Não havia lá isso, mas o príncipe
mandou-a fazer de propósito; era uma saia cheia de guizos, que tirilintavam.
A menina ficou muito contente com a lembrança. Mas a rainha que maquinava a sua
vingança, e que pelo pajem que acompanhava o filho já sabia tudo, fez com que o
príncipe se demorasse muitos dias na corte. O filho com medo do gênio ruim da
rainha não dizia nada, mas andava cheio de saudades; foi de uma vez que ela lhe
ouviu um suspiro:
— Ai de mim,
Cravo, Rosa e Jasmim.
Isto lhe confirmou a verdade;
a rainha chamou o pajem e disse-lhe:
— Vai já, quando não mando-te
matar, e traze-me aqui o menino Cravo. Diz lá à minha nora que é ordem do príncipe,
que me contou tudo.
O pajem trouxe o menino; mas a
velha rainha entregou-o á criada dizendo:
— Ensopa-me esse menino para o
jantar.
Quando o filho estava
jantando, e com fastio, porque andava muito triste, a mãe disse-lhe:
— Come, come, que teu é.
Passados dias a rainha deu
ordem ao pajem para ir buscar a menina Rosa. Seguiram-se as mesmas coisas.

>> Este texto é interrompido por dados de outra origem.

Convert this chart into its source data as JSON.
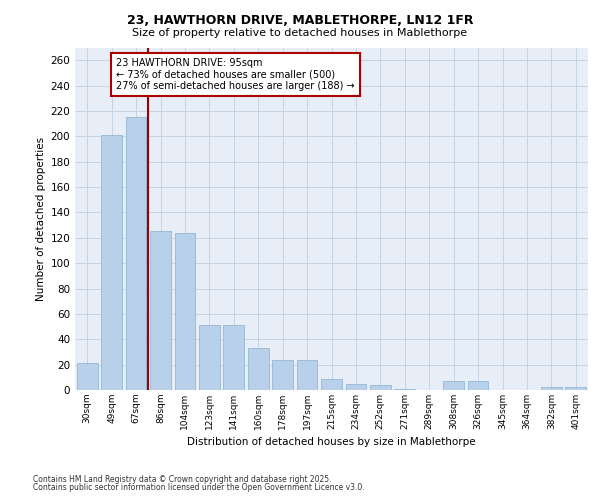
{
  "title_line1": "23, HAWTHORN DRIVE, MABLETHORPE, LN12 1FR",
  "title_line2": "Size of property relative to detached houses in Mablethorpe",
  "xlabel": "Distribution of detached houses by size in Mablethorpe",
  "ylabel": "Number of detached properties",
  "categories": [
    "30sqm",
    "49sqm",
    "67sqm",
    "86sqm",
    "104sqm",
    "123sqm",
    "141sqm",
    "160sqm",
    "178sqm",
    "197sqm",
    "215sqm",
    "234sqm",
    "252sqm",
    "271sqm",
    "289sqm",
    "308sqm",
    "326sqm",
    "345sqm",
    "364sqm",
    "382sqm",
    "401sqm"
  ],
  "values": [
    21,
    201,
    215,
    125,
    124,
    51,
    51,
    33,
    24,
    24,
    9,
    5,
    4,
    1,
    0,
    7,
    7,
    0,
    0,
    2,
    2
  ],
  "bar_color": "#b8d0ea",
  "bar_edge_color": "#8ab0d0",
  "grid_color": "#c8d4e4",
  "bg_color": "#e8eef8",
  "vline_color": "#990000",
  "annotation_text": "23 HAWTHORN DRIVE: 95sqm\n← 73% of detached houses are smaller (500)\n27% of semi-detached houses are larger (188) →",
  "annotation_box_color": "#aa0000",
  "footnote_line1": "Contains HM Land Registry data © Crown copyright and database right 2025.",
  "footnote_line2": "Contains public sector information licensed under the Open Government Licence v3.0.",
  "ylim": [
    0,
    270
  ],
  "yticks": [
    0,
    20,
    40,
    60,
    80,
    100,
    120,
    140,
    160,
    180,
    200,
    220,
    240,
    260
  ]
}
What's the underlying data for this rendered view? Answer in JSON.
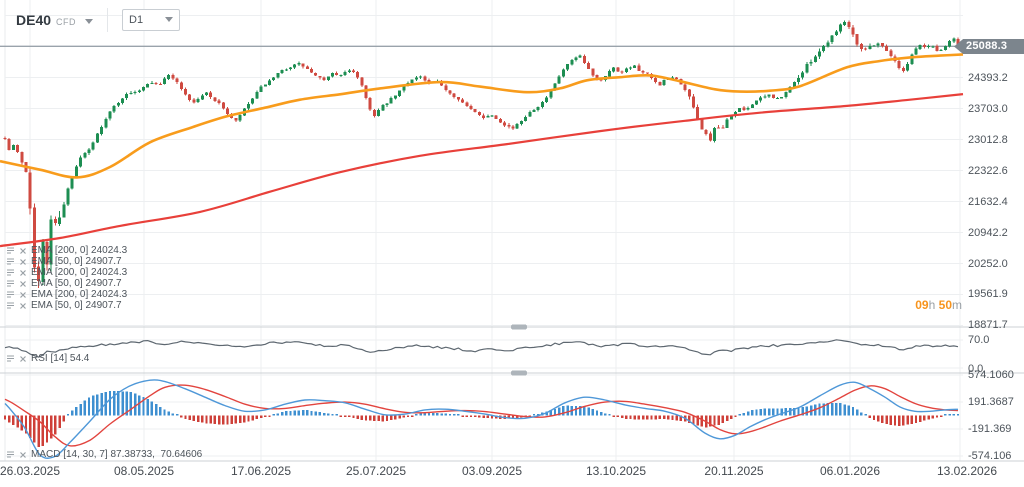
{
  "header": {
    "symbol": "DE40",
    "instrument_type": "CFD",
    "timeframe": "D1"
  },
  "indicators": {
    "ema_rows": [
      {
        "label": "EMA [200, 0] 24024.3"
      },
      {
        "label": "EMA [50, 0] 24907.7"
      },
      {
        "label": "EMA [200, 0] 24024.3"
      },
      {
        "label": "EMA [50, 0] 24907.7"
      },
      {
        "label": "EMA [200, 0] 24024.3"
      },
      {
        "label": "EMA [50, 0] 24907.7"
      }
    ],
    "rsi_label": "RSI [14] 54.4",
    "macd_label": "MACD [14, 30, 7] 87.38733,  70.64606"
  },
  "countdown": {
    "hours": "09",
    "h_unit": "h",
    "minutes": "50",
    "m_unit": "m"
  },
  "price_axis": {
    "current_price": "25088.3",
    "ticks": [
      "24393.2",
      "23703.0",
      "23012.8",
      "22322.6",
      "21632.4",
      "20942.2",
      "20252.0",
      "19561.9",
      "18871.7"
    ]
  },
  "rsi_axis": {
    "ticks": [
      "70.0",
      "0.0"
    ]
  },
  "macd_axis": {
    "ticks": [
      "574.1060",
      "191.3687",
      "-191.369",
      "-574.106"
    ]
  },
  "date_axis": {
    "ticks": [
      "26.03.2025",
      "08.05.2025",
      "17.06.2025",
      "25.07.2025",
      "03.09.2025",
      "13.10.2025",
      "20.11.2025",
      "06.01.2026",
      "13.02.2026"
    ]
  },
  "colors": {
    "candle_up": "#1d8e52",
    "candle_down": "#cf4a41",
    "ema50": "#f89c1c",
    "ema200": "#e8403a",
    "price_line": "#9aa3ab",
    "badge_bg": "#7c858d",
    "rsi_line": "#5d6770",
    "macd_line": "#4f98d8",
    "macd_signal": "#e2443e",
    "hist_up": "#3e8fd0",
    "hist_down": "#ce3f38",
    "countdown_accent": "#f7941d",
    "grid": "#edeff1",
    "divider": "#ccd1d5"
  },
  "chart_data": {
    "type": "candlestick",
    "symbol": "DE40 CFD",
    "timeframe": "D1",
    "x_range": [
      "26.03.2025",
      "13.02.2026"
    ],
    "price_ylim": [
      18525,
      25790
    ],
    "current_price": 25088.3,
    "candle_count": 228,
    "note": "paths are [x_px, value] anchors; x 5..958 spans the date range",
    "close_path": [
      [
        2,
        23350
      ],
      [
        8,
        22750
      ],
      [
        14,
        22900
      ],
      [
        20,
        22600
      ],
      [
        26,
        22300
      ],
      [
        30,
        21600
      ],
      [
        34,
        20300
      ],
      [
        38,
        19650
      ],
      [
        42,
        20900
      ],
      [
        46,
        19900
      ],
      [
        50,
        21300
      ],
      [
        56,
        21100
      ],
      [
        62,
        21500
      ],
      [
        70,
        22050
      ],
      [
        80,
        22600
      ],
      [
        90,
        22800
      ],
      [
        100,
        23250
      ],
      [
        112,
        23700
      ],
      [
        125,
        24000
      ],
      [
        138,
        24100
      ],
      [
        150,
        24300
      ],
      [
        160,
        24250
      ],
      [
        170,
        24480
      ],
      [
        178,
        24250
      ],
      [
        186,
        24000
      ],
      [
        193,
        23820
      ],
      [
        200,
        23950
      ],
      [
        207,
        24060
      ],
      [
        214,
        23900
      ],
      [
        222,
        23760
      ],
      [
        230,
        23500
      ],
      [
        236,
        23420
      ],
      [
        243,
        23650
      ],
      [
        252,
        23900
      ],
      [
        262,
        24200
      ],
      [
        272,
        24350
      ],
      [
        282,
        24550
      ],
      [
        292,
        24650
      ],
      [
        300,
        24700
      ],
      [
        308,
        24560
      ],
      [
        316,
        24420
      ],
      [
        324,
        24320
      ],
      [
        331,
        24500
      ],
      [
        338,
        24440
      ],
      [
        345,
        24500
      ],
      [
        352,
        24560
      ],
      [
        360,
        24340
      ],
      [
        368,
        23800
      ],
      [
        374,
        23520
      ],
      [
        380,
        23700
      ],
      [
        388,
        23850
      ],
      [
        396,
        24000
      ],
      [
        404,
        24200
      ],
      [
        412,
        24360
      ],
      [
        420,
        24420
      ],
      [
        428,
        24260
      ],
      [
        436,
        24310
      ],
      [
        444,
        24160
      ],
      [
        452,
        24010
      ],
      [
        460,
        23900
      ],
      [
        468,
        23720
      ],
      [
        476,
        23610
      ],
      [
        484,
        23510
      ],
      [
        492,
        23560
      ],
      [
        500,
        23420
      ],
      [
        508,
        23300
      ],
      [
        514,
        23260
      ],
      [
        520,
        23400
      ],
      [
        528,
        23600
      ],
      [
        536,
        23720
      ],
      [
        544,
        23860
      ],
      [
        552,
        24120
      ],
      [
        560,
        24450
      ],
      [
        568,
        24700
      ],
      [
        575,
        24820
      ],
      [
        580,
        24860
      ],
      [
        587,
        24620
      ],
      [
        594,
        24420
      ],
      [
        600,
        24310
      ],
      [
        608,
        24510
      ],
      [
        614,
        24610
      ],
      [
        620,
        24500
      ],
      [
        628,
        24610
      ],
      [
        634,
        24660
      ],
      [
        640,
        24510
      ],
      [
        648,
        24460
      ],
      [
        654,
        24310
      ],
      [
        660,
        24210
      ],
      [
        666,
        24360
      ],
      [
        672,
        24410
      ],
      [
        680,
        24300
      ],
      [
        686,
        24100
      ],
      [
        692,
        23800
      ],
      [
        698,
        23420
      ],
      [
        704,
        23180
      ],
      [
        710,
        22990
      ],
      [
        716,
        23320
      ],
      [
        722,
        23210
      ],
      [
        728,
        23500
      ],
      [
        734,
        23600
      ],
      [
        740,
        23700
      ],
      [
        746,
        23660
      ],
      [
        752,
        23810
      ],
      [
        758,
        23900
      ],
      [
        764,
        23960
      ],
      [
        770,
        24010
      ],
      [
        776,
        23910
      ],
      [
        782,
        23960
      ],
      [
        788,
        24110
      ],
      [
        794,
        24300
      ],
      [
        800,
        24420
      ],
      [
        808,
        24700
      ],
      [
        816,
        24900
      ],
      [
        824,
        25100
      ],
      [
        832,
        25320
      ],
      [
        840,
        25560
      ],
      [
        846,
        25660
      ],
      [
        852,
        25420
      ],
      [
        858,
        25120
      ],
      [
        864,
        25010
      ],
      [
        872,
        25110
      ],
      [
        878,
        25160
      ],
      [
        884,
        25060
      ],
      [
        890,
        24910
      ],
      [
        896,
        24710
      ],
      [
        902,
        24510
      ],
      [
        908,
        24720
      ],
      [
        914,
        25010
      ],
      [
        920,
        25110
      ],
      [
        926,
        25060
      ],
      [
        932,
        25110
      ],
      [
        938,
        24960
      ],
      [
        944,
        25060
      ],
      [
        950,
        25210
      ],
      [
        956,
        25310
      ],
      [
        960,
        25088.3
      ]
    ],
    "ema50": {
      "period": 50,
      "last": 24907.7,
      "path": [
        [
          0,
          22530
        ],
        [
          40,
          22340
        ],
        [
          77,
          22170
        ],
        [
          110,
          22400
        ],
        [
          150,
          22950
        ],
        [
          193,
          23290
        ],
        [
          227,
          23530
        ],
        [
          265,
          23720
        ],
        [
          300,
          23900
        ],
        [
          340,
          24020
        ],
        [
          380,
          24150
        ],
        [
          440,
          24290
        ],
        [
          480,
          24190
        ],
        [
          527,
          24065
        ],
        [
          560,
          24150
        ],
        [
          587,
          24330
        ],
        [
          620,
          24400
        ],
        [
          650,
          24440
        ],
        [
          680,
          24310
        ],
        [
          715,
          24130
        ],
        [
          740,
          24080
        ],
        [
          770,
          24100
        ],
        [
          800,
          24200
        ],
        [
          847,
          24620
        ],
        [
          880,
          24760
        ],
        [
          913,
          24845
        ],
        [
          940,
          24880
        ],
        [
          963,
          24908
        ]
      ]
    },
    "ema200": {
      "period": 200,
      "last": 24024.3,
      "path": [
        [
          0,
          20640
        ],
        [
          60,
          20820
        ],
        [
          120,
          21090
        ],
        [
          200,
          21400
        ],
        [
          270,
          21850
        ],
        [
          340,
          22285
        ],
        [
          420,
          22650
        ],
        [
          507,
          22910
        ],
        [
          600,
          23200
        ],
        [
          685,
          23430
        ],
        [
          760,
          23610
        ],
        [
          847,
          23760
        ],
        [
          910,
          23900
        ],
        [
          963,
          24024
        ]
      ]
    },
    "rsi": {
      "period": 14,
      "last": 54.4,
      "axis_top": 70.0,
      "axis_bottom": 0.0,
      "path": [
        [
          5,
          52
        ],
        [
          15,
          49
        ],
        [
          25,
          43
        ],
        [
          33,
          30
        ],
        [
          40,
          25
        ],
        [
          46,
          41
        ],
        [
          52,
          38
        ],
        [
          62,
          47
        ],
        [
          75,
          52
        ],
        [
          90,
          55
        ],
        [
          105,
          58
        ],
        [
          120,
          62
        ],
        [
          135,
          64
        ],
        [
          150,
          66
        ],
        [
          163,
          59
        ],
        [
          180,
          65
        ],
        [
          195,
          64
        ],
        [
          210,
          60
        ],
        [
          225,
          57
        ],
        [
          240,
          54
        ],
        [
          255,
          58
        ],
        [
          270,
          62
        ],
        [
          285,
          64
        ],
        [
          300,
          65
        ],
        [
          315,
          58
        ],
        [
          330,
          55
        ],
        [
          345,
          57
        ],
        [
          360,
          48
        ],
        [
          370,
          42
        ],
        [
          385,
          46
        ],
        [
          400,
          52
        ],
        [
          415,
          56
        ],
        [
          430,
          53
        ],
        [
          445,
          50
        ],
        [
          460,
          47
        ],
        [
          467,
          40
        ],
        [
          480,
          45
        ],
        [
          495,
          46
        ],
        [
          510,
          44
        ],
        [
          525,
          50
        ],
        [
          540,
          54
        ],
        [
          555,
          60
        ],
        [
          570,
          64
        ],
        [
          580,
          66
        ],
        [
          590,
          58
        ],
        [
          600,
          54
        ],
        [
          615,
          58
        ],
        [
          630,
          60
        ],
        [
          645,
          55
        ],
        [
          660,
          52
        ],
        [
          675,
          54
        ],
        [
          690,
          45
        ],
        [
          700,
          38
        ],
        [
          710,
          35
        ],
        [
          720,
          44
        ],
        [
          730,
          42
        ],
        [
          745,
          50
        ],
        [
          760,
          54
        ],
        [
          775,
          56
        ],
        [
          790,
          57
        ],
        [
          805,
          62
        ],
        [
          820,
          66
        ],
        [
          835,
          69
        ],
        [
          845,
          70
        ],
        [
          855,
          60
        ],
        [
          865,
          57
        ],
        [
          875,
          58
        ],
        [
          885,
          55
        ],
        [
          895,
          50
        ],
        [
          905,
          46
        ],
        [
          915,
          55
        ],
        [
          925,
          57
        ],
        [
          935,
          54
        ],
        [
          945,
          56
        ],
        [
          958,
          54.4
        ]
      ]
    },
    "macd": {
      "params": [
        14,
        30,
        7
      ],
      "last_macd": 87.38733,
      "last_signal": 70.64606,
      "axis_ticks": [
        574.106,
        191.3687,
        -191.369,
        -574.106
      ],
      "macd_path": [
        [
          5,
          170
        ],
        [
          12,
          60
        ],
        [
          25,
          -180
        ],
        [
          40,
          -560
        ],
        [
          55,
          -580
        ],
        [
          70,
          -380
        ],
        [
          90,
          -80
        ],
        [
          110,
          230
        ],
        [
          130,
          420
        ],
        [
          150,
          500
        ],
        [
          165,
          480
        ],
        [
          185,
          380
        ],
        [
          205,
          260
        ],
        [
          225,
          140
        ],
        [
          245,
          60
        ],
        [
          265,
          80
        ],
        [
          285,
          160
        ],
        [
          305,
          220
        ],
        [
          325,
          210
        ],
        [
          345,
          180
        ],
        [
          365,
          90
        ],
        [
          385,
          10
        ],
        [
          405,
          20
        ],
        [
          425,
          80
        ],
        [
          445,
          90
        ],
        [
          465,
          60
        ],
        [
          485,
          20
        ],
        [
          505,
          -30
        ],
        [
          525,
          -40
        ],
        [
          545,
          30
        ],
        [
          565,
          180
        ],
        [
          585,
          260
        ],
        [
          605,
          220
        ],
        [
          625,
          150
        ],
        [
          645,
          100
        ],
        [
          665,
          60
        ],
        [
          685,
          -40
        ],
        [
          705,
          -250
        ],
        [
          720,
          -330
        ],
        [
          735,
          -280
        ],
        [
          750,
          -160
        ],
        [
          765,
          -60
        ],
        [
          780,
          20
        ],
        [
          800,
          120
        ],
        [
          820,
          280
        ],
        [
          840,
          430
        ],
        [
          855,
          470
        ],
        [
          870,
          380
        ],
        [
          885,
          260
        ],
        [
          900,
          120
        ],
        [
          915,
          60
        ],
        [
          930,
          60
        ],
        [
          945,
          80
        ],
        [
          958,
          87.38733
        ]
      ],
      "signal_path": [
        [
          5,
          230
        ],
        [
          12,
          180
        ],
        [
          25,
          60
        ],
        [
          40,
          -90
        ],
        [
          55,
          -300
        ],
        [
          70,
          -430
        ],
        [
          90,
          -350
        ],
        [
          110,
          -120
        ],
        [
          130,
          80
        ],
        [
          150,
          280
        ],
        [
          165,
          400
        ],
        [
          185,
          430
        ],
        [
          205,
          370
        ],
        [
          225,
          270
        ],
        [
          245,
          160
        ],
        [
          265,
          100
        ],
        [
          285,
          100
        ],
        [
          305,
          140
        ],
        [
          325,
          175
        ],
        [
          345,
          190
        ],
        [
          365,
          160
        ],
        [
          385,
          95
        ],
        [
          405,
          45
        ],
        [
          425,
          40
        ],
        [
          445,
          60
        ],
        [
          465,
          70
        ],
        [
          485,
          55
        ],
        [
          505,
          20
        ],
        [
          525,
          -15
        ],
        [
          545,
          -20
        ],
        [
          565,
          40
        ],
        [
          585,
          130
        ],
        [
          605,
          190
        ],
        [
          625,
          200
        ],
        [
          645,
          160
        ],
        [
          665,
          110
        ],
        [
          685,
          45
        ],
        [
          705,
          -80
        ],
        [
          720,
          -200
        ],
        [
          735,
          -260
        ],
        [
          750,
          -230
        ],
        [
          765,
          -160
        ],
        [
          780,
          -80
        ],
        [
          800,
          10
        ],
        [
          820,
          110
        ],
        [
          840,
          250
        ],
        [
          855,
          360
        ],
        [
          870,
          420
        ],
        [
          885,
          380
        ],
        [
          900,
          270
        ],
        [
          915,
          170
        ],
        [
          930,
          110
        ],
        [
          945,
          80
        ],
        [
          958,
          70.64606
        ]
      ]
    }
  }
}
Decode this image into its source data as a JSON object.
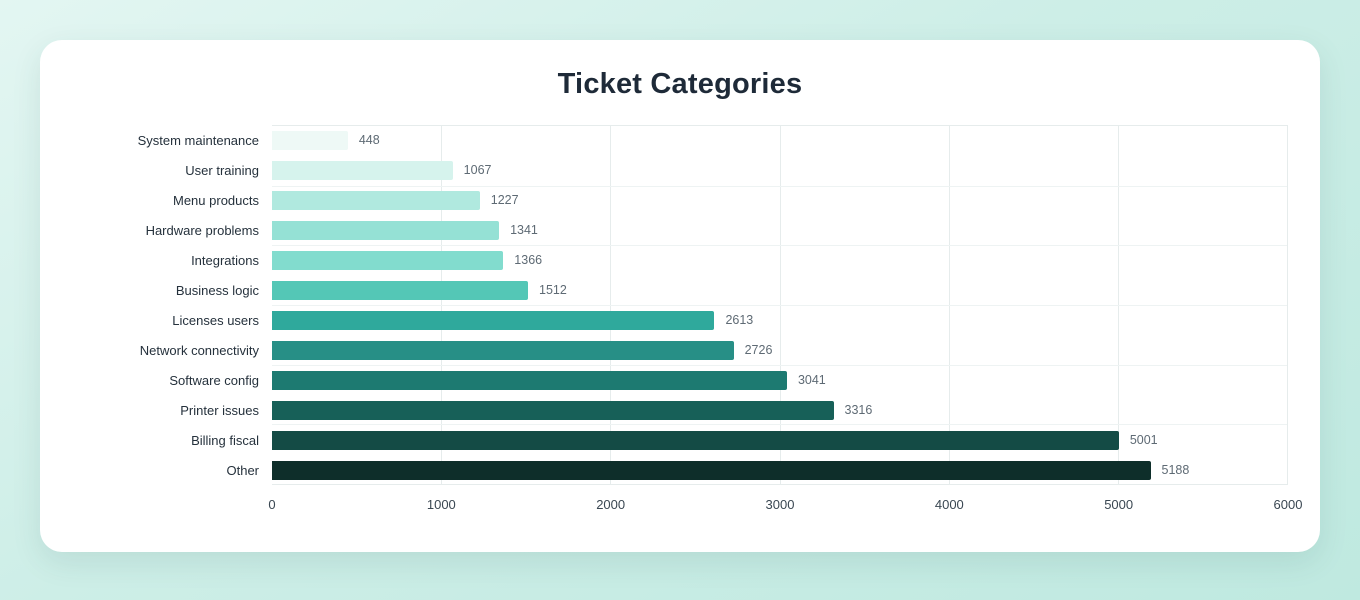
{
  "chart_data": {
    "type": "bar",
    "orientation": "horizontal",
    "title": "Ticket Categories",
    "categories": [
      "System maintenance",
      "User training",
      "Menu products",
      "Hardware problems",
      "Integrations",
      "Business logic",
      "Licenses users",
      "Network connectivity",
      "Software config",
      "Printer issues",
      "Billing fiscal",
      "Other"
    ],
    "values": [
      448,
      1067,
      1227,
      1341,
      1366,
      1512,
      2613,
      2726,
      3041,
      3316,
      5001,
      5188
    ],
    "value_labels": [
      "448",
      "1067",
      "1227",
      "1341",
      "1366",
      "1512",
      "2613",
      "2726",
      "3041",
      "3316",
      "5001",
      "5188"
    ],
    "bar_colors": [
      "#eef9f6",
      "#d6f3ed",
      "#b0e9df",
      "#95e1d5",
      "#82dcce",
      "#54c7b6",
      "#2fa99c",
      "#278f86",
      "#1d7a71",
      "#176058",
      "#144b45",
      "#0e2e2a"
    ],
    "xlabel": "",
    "ylabel": "",
    "xlim": [
      0,
      6000
    ],
    "x_ticks": [
      "0",
      "1000",
      "2000",
      "3000",
      "4000",
      "5000",
      "6000"
    ],
    "grid": true,
    "legend": "none"
  }
}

Depois deu ordem para lhe trazer o menino Jasmim. O príncipe já andava doente,
e a velha rainha, dizia-lhe sempre à mesa:
— Come, come, que teu é.
Por fim não contente ainda desta
vingança, mandou dizer à nora, que viesse à corte, porque a queria casar com o
seu filho. A menina que já andava morta de saudades, por se ver sem os seus
filhos, vestiu-se à pressa com a sua saia de esquilhas, e partiu para a corte.
A rainha estava à espera dela e assim que a viu, deixou-a entrar para um
corredor, e lançou-lhe as unhas furiosa para a afogar. A menina lutou para ver
se lhe escapava, e quanto mais lutava, mais barulho fazia a saia de esquilhas.
O príncipe, que estava de
cama, assim que ouviu aquele som lembrou-se de sua mulher e levantou-se para ir
ver o que era. Viu a rainha querendo estrangular a nora. Chamou gente; e foi
então que se soube das ordens que a rainha tinha dado para matarem os netos. O príncipe
ainda ficou mais aflito e começou a gritar:
— Ai de mim,
Cravo, Rosa e Jasmim!
Foi então que a criada da coxinha
disse que não tinha cumprido as ordens da rainha, e que tinha escondido os
meninos. A rainha foi condenada, e o pajem sentenciado à morte, e a cozinheira
em paga foi feita dama da nova rainha.